Beatrice Mudachi não gosta de dar à luz no hospital porque, segundo disse, não foi bem atendida quando teve seu primeiro filho. Foto: Miriam Gathigah
Beatrice Mudachi não gosta de dar à luz no hospital porque, segundo disse, não foi bem atendida quando teve seu primeiro filho.
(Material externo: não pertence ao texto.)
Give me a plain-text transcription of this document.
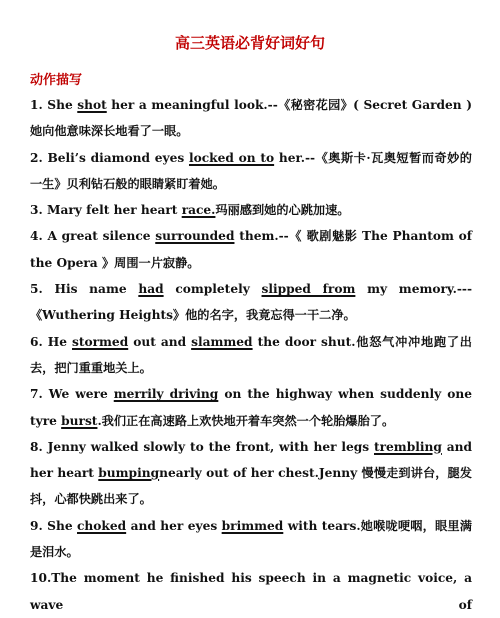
高三英语必背好词好句
动作描写
1. She shot her a meaningful look.--《秘密花园》( Secret Garden ) 她向他意味深长地看了一眼。
2. Beli’s diamond eyes locked on to her.--《奥斯卡·瓦奥短暂而奇妙的一生》贝利钻石般的眼睛紧盯着她。
3. Mary felt her heart race.玛丽感到她的心跳加速。
4. A great silence surrounded them.--《 歌剧魅影 The Phantom of the Opera 》周围一片寂静。
5. His name had completely slipped from my memory.---《Wuthering Heights》他的名字，我竟忘得一干二净。
6. He stormed out and slammed the door shut.他怒气冲冲地跑了出去，把门重重地关上。
7. We were merrily driving on the highway when suddenly one tyre burst.我们正在高速路上欢快地开着车突然一个轮胎爆胎了。
8. Jenny walked slowly to the front, with her legs trembling and her heart bumpingnearly out of her chest.Jenny 慢慢走到讲台，腿发抖，心都快跳出来了。
9. She choked and her eyes brimmed with tears.她喉咙哽咽，眼里满是泪水。
10.The moment he finished his speech in a magnetic voice, a wave of
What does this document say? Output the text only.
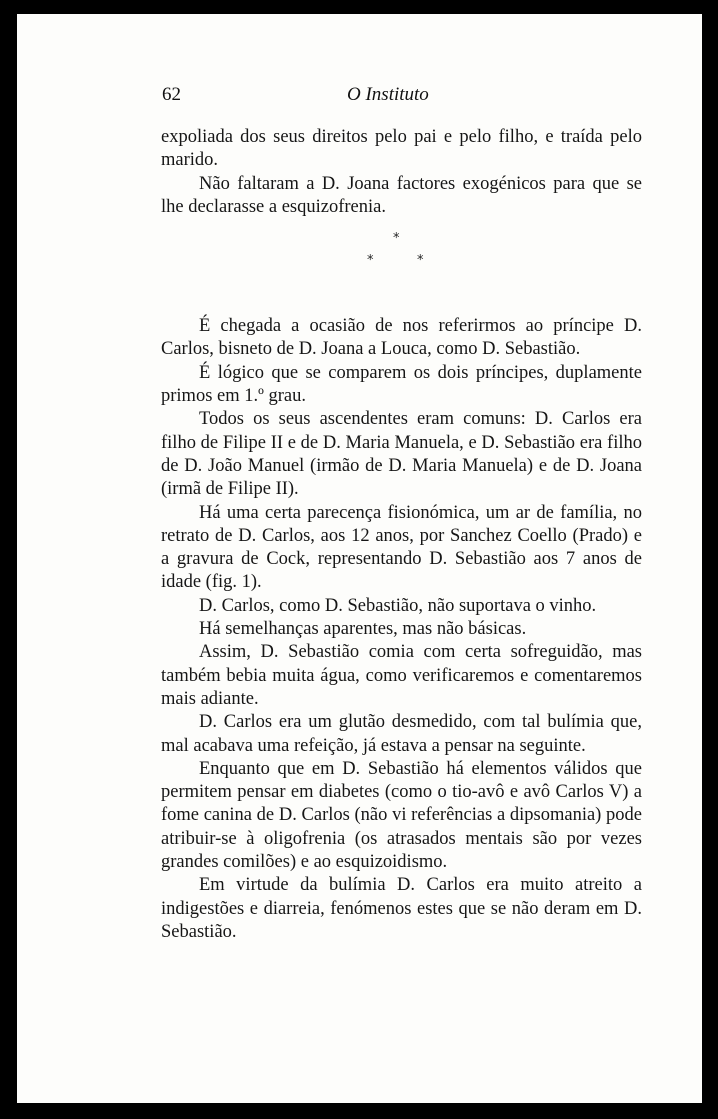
62	O Instituto

expoliada dos seus direitos pelo pai e pelo filho, e traída pelo marido.

Não faltaram a D. Joana factores exogénicos para que se lhe declarasse a esquizofrenia.

*
*	*

É chegada a ocasião de nos referirmos ao príncipe D. Carlos, bisneto de D. Joana a Louca, como D. Sebastião.

É lógico que se comparem os dois príncipes, duplamente primos em 1.º grau.

Todos os seus ascendentes eram comuns: D. Carlos era filho de Filipe II e de D. Maria Manuela, e D. Sebastião era filho de D. João Manuel (irmão de D. Maria Manuela) e de D. Joana (irmã de Filipe II).

Há uma certa parecença fisionómica, um ar de família, no retrato de D. Carlos, aos 12 anos, por Sanchez Coello (Prado) e a gravura de Cock, representando D. Sebastião aos 7 anos de idade (fig. 1).

D. Carlos, como D. Sebastião, não suportava o vinho.

Há semelhanças aparentes, mas não básicas.

Assim, D. Sebastião comia com certa sofreguidão, mas também bebia muita água, como verificaremos e comentaremos mais adiante.

D. Carlos era um glutão desmedido, com tal bulímia que, mal acabava uma refeição, já estava a pensar na seguinte.

Enquanto que em D. Sebastião há elementos válidos que permitem pensar em diabetes (como o tio-avô e avô Carlos V) a fome canina de D. Carlos (não vi referências a dipsomania) pode atribuir-se à oligofrenia (os atrasados mentais são por vezes grandes comilões) e ao esquizoidismo.

Em virtude da bulímia D. Carlos era muito atreito a indigestões e diarreia, fenómenos estes que se não deram em D. Sebastião.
Foto: Miriam Gathigah

 

Nairóbi, Quênia, 11/7/2013 – Há um mês, o governo do Quênia eliminou a cobrança pelos serviços de atendimento materno em centros de saúde e hospitais públicos, mas Millicent Awino é uma das muitas grávidas que preferem continuar dando à luz em casa. “Durante o parto, meu útero sai, e uma parteira sabe como recolocá-lo na posição certa, ao contrário do hospital”, contou Awino à IPS. Alice Anyango, uma parteira do assentamento irregular de Mathare, em Nairóbi, capital do país, disse à IPS que “não se deve tocar o útero com as mãos, com fazem no hospital, para não danificá-lo. Deve-se jogar uma jarra de água fria sobre ele para que volte à posição normal”.

Entretanto, o tratamento tradicional não tem sustento médico, segundo o professor Joseph Karanja, ginecologista e obstetra. “Há, de fato, casos em que o útero sai do lugar, e é uma situação muito séria. Do ponto de vista médico, o útero simplesmente deve ser empurrado para sua posição com as mãos”, explicou. Até há pouco tempo, as mulheres grávidas tinham de pagar entre o equivalente a US$ 12 nas clínicas rurais até US$ 90 nos hospitais. Em caso de cesariana, o custo subia para US$ 150.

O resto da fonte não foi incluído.